Rosa Luxembourg ne savait pas que la majorité du parti bolchevique avait d’abord
refusé la proposition de Lénine d’accepter les conditions de l’envahisseur allemand,
quand la situation militaire était encore favorable. Ce refus a ouvert le champ à une
rapide avancée ennemie. Il a bien fallu accepter ensuite des conditions beaucoup
plus draconiennes, celles qu’a connues et analysées Rosa.
Elle ajoutait que la paix aurait dû être imposée par l’ensemble des peuples de toutes
les nations belligérantes : « La responsabilité des fautes des Bolcheviques incombe
en premier lieu au prolétariat international et surtout à la bassesse persistante de la
social-démocratie allemande ».
En effet, la lutte pour la paix, avait été abandonnée partout en 1914, lors des
déclarations de guerre et, en 1917, les propositions russes de paix générale n’ont été
soutenues dans aucun pays. La dégradation profonde de la combativité des classes
ouvrières dépassait sans doute celle que Lénine attribuait aux retombées des profits
impérialistes sur « certaines couches » du prolétariat (L’impérialisme stade suprême du
capitalisme). Toutes les couches du prolétariat s’étaient majoritairement soumises à
l’enchaînement belliciste. Les trahisons des partis sociaux-démocrates avaient laissé
le champ libre aux nationalismes aveugles de part et d’autre des fronts.

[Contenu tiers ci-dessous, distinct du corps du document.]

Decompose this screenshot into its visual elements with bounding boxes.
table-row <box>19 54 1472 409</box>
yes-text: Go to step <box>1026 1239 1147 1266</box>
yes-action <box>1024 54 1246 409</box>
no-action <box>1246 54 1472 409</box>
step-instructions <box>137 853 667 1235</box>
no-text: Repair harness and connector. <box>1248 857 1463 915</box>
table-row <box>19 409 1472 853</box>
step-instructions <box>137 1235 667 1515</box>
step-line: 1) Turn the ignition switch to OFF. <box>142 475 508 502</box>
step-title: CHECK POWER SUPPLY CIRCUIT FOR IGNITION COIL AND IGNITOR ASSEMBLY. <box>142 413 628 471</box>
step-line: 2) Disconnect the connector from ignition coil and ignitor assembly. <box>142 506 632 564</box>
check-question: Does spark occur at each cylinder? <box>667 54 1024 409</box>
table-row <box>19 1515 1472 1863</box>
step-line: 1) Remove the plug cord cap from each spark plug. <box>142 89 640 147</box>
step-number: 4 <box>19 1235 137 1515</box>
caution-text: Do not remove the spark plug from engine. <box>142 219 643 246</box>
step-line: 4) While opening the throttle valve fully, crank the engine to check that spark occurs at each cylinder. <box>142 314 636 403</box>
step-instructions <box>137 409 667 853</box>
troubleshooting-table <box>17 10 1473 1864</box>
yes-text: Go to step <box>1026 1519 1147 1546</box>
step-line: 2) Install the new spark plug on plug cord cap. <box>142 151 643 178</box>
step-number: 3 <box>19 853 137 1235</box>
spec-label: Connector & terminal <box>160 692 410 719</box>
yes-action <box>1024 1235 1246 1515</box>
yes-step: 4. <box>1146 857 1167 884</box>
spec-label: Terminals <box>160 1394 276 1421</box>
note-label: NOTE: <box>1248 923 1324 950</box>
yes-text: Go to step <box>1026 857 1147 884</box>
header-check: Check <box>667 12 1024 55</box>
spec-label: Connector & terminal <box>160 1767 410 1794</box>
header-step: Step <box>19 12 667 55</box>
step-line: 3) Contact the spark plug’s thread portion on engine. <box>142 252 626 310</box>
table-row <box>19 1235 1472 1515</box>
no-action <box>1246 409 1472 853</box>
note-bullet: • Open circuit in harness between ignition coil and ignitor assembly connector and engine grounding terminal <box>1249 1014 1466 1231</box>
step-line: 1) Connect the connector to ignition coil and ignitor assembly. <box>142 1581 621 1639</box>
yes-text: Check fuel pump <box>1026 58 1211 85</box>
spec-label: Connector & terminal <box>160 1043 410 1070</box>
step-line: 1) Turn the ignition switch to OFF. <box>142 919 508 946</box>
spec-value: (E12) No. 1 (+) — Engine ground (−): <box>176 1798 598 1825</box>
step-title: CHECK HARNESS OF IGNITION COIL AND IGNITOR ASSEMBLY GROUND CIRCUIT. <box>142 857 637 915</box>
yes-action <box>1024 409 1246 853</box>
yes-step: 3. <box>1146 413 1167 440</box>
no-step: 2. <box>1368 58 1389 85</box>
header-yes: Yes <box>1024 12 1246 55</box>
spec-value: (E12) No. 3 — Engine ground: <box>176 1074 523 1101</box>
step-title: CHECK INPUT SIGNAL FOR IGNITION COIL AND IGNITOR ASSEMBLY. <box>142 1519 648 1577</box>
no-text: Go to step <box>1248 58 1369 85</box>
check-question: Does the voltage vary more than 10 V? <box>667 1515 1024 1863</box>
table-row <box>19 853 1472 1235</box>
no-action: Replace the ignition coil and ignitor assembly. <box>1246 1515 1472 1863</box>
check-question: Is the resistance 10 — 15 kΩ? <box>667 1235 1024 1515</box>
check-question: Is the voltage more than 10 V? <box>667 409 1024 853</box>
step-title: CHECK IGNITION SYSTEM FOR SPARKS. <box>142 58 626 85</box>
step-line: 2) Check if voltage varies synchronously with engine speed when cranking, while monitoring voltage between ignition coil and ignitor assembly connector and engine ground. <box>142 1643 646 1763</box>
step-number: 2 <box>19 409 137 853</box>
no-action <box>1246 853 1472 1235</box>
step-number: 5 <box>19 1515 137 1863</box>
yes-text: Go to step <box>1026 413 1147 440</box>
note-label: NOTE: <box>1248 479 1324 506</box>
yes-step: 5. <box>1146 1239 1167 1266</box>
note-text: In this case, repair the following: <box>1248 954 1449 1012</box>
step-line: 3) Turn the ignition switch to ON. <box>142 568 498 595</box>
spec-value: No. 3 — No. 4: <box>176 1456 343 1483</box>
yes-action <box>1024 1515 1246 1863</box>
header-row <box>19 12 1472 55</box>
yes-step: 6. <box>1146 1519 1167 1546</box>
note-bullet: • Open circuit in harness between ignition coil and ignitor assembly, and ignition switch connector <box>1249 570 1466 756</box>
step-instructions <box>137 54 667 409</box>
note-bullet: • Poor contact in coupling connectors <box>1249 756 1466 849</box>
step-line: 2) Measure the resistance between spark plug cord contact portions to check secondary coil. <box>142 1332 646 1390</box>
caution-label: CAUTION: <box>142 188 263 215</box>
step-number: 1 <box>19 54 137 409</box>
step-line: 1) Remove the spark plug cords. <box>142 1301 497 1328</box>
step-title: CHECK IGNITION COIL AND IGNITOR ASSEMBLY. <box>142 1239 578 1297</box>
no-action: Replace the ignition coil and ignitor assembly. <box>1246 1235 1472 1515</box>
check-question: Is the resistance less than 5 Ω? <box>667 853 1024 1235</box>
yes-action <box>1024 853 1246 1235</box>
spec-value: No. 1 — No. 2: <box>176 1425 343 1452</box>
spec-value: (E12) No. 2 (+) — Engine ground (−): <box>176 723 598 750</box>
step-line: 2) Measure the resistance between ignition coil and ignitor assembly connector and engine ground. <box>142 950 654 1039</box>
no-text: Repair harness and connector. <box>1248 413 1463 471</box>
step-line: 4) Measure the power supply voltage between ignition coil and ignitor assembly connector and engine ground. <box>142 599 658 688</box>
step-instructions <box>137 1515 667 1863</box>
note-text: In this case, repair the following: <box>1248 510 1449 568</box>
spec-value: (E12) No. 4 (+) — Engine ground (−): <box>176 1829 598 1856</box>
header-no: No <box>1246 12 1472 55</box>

L’indépendance nationale, l’autodétermination
Rosa Luxembourg critique aussi « la formule proclamée sans cesse (...) du droit des
différentes nationalités de l’Empire russe à décider elles-mêmes de leur sort jusque et y
compris de la constitution d’Etats indépendants par rapport à la Russie ».
« (...) Les classes bourgeoise et petite bourgeoise, en opposition violente avec leurs masses
prolétariennes, ont transformé le droit à l’autodétermination en instrument de leur
politique contre-révolutionnaire ».
« (...) En Finlande, tant qu’il participa au combat du bloc révolutionnaire de Russie,
le prolétariat disposa d’une puissance déterminante. Il avait la majorité à la Diète et
dans l’armée. (...). L’Ukraine russe était le fief du mouvement révolutionnaire. C’est de
là, de Rostov, d’Odessa, du bassin du Donetz qu’avaient jailli les premiers torrents de
lave de la Révolution. (...) Dans cette révolution-ci, le prolétariat du sud de la Russie
constitua les troupes d’élite de la phalange prolétarienne ».